Homeowner tax breaks are breaking the budget

PRESIDENT BUSH'S tax reform panel has ventured into political no man's land. It wants to limit the tax deductions for home mortgages, employer-provided health insurance and state and local taxes.

Individuals and businesses love these tax breaks. Democrats and Republicans embrace them for their own ideological reasons. The constituencies backing them are powerful. But these sacred cows are in desperate need of reform. The Treasury needs the money to close the growing budget deficit, and these tax breaks often benefit the wrong constituencies, even hurting the very economic strata they are intended to help.

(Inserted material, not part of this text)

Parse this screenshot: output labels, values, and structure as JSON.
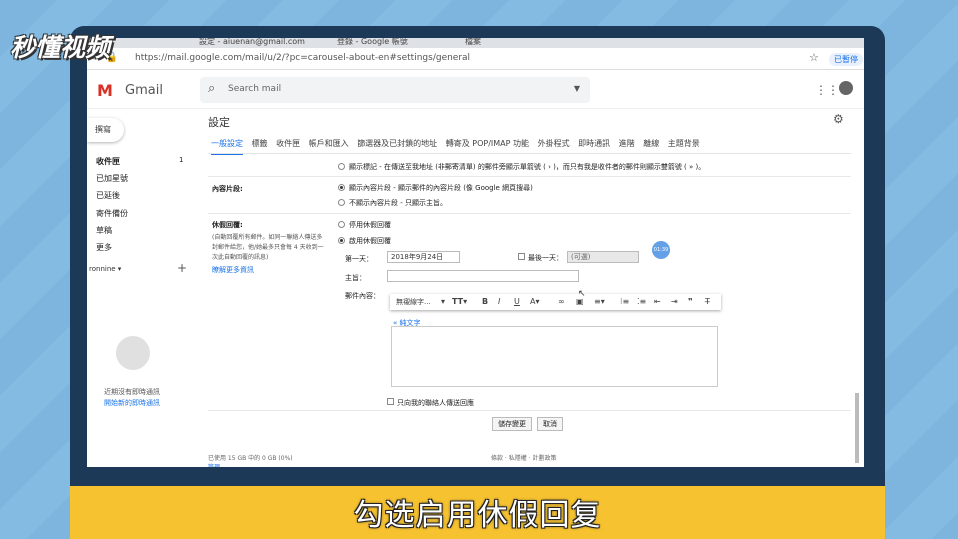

The money involved is astronomical, more than $700 billion a year, the Government Accountability Office says. In many years, the tax breaks cost more than the entire discretionary budget, including defense. Of the annual total, health insurance and pension deductions cost $126 billion and $48 billion, respectively. The mortgage interest deduction funnels $76 billion to homeowners.

In reality, these tax breaks are closer to spending programs than tax cuts. By giving deductions and exemptions, the government "spends" part of its potential revenue on programs for everything from housing to education to child care. The programs are run through the tax code to make them look like tax cuts. What's more, tax breaks shift the burden from taxpayers who can claim exceptions to those who can't.

The President's Advisory Panel on Federal Tax Reform is to make its final recommendations by Tuesday. Here are five reasons for reform:

* The benefits often help third parties more than the primary taxpayers. For example, the national homebuilders and Realtors associations champion the mortgage interest deduction not because they care about helping low-wage earners own homes but because the tax break inflates housing prices, which leads to higher profits. The perverse effect is that using the tax code this way actually pushes up prices, thus making houses out of reach for more people.

* These poorly targeted programs often pay people to do what they do anyway, as in buying a home or saving for retirement. That creates little positive behavioral or economic effect, while draining significant funds from the Treasury.

* Because many tax breaks are in the form of exemptions and deductions, they tend to be highly regressive. Often, only taxpayers who itemize realize the savings, and well-off taxpayers, who fall into higher marginal tax brackets, save the most.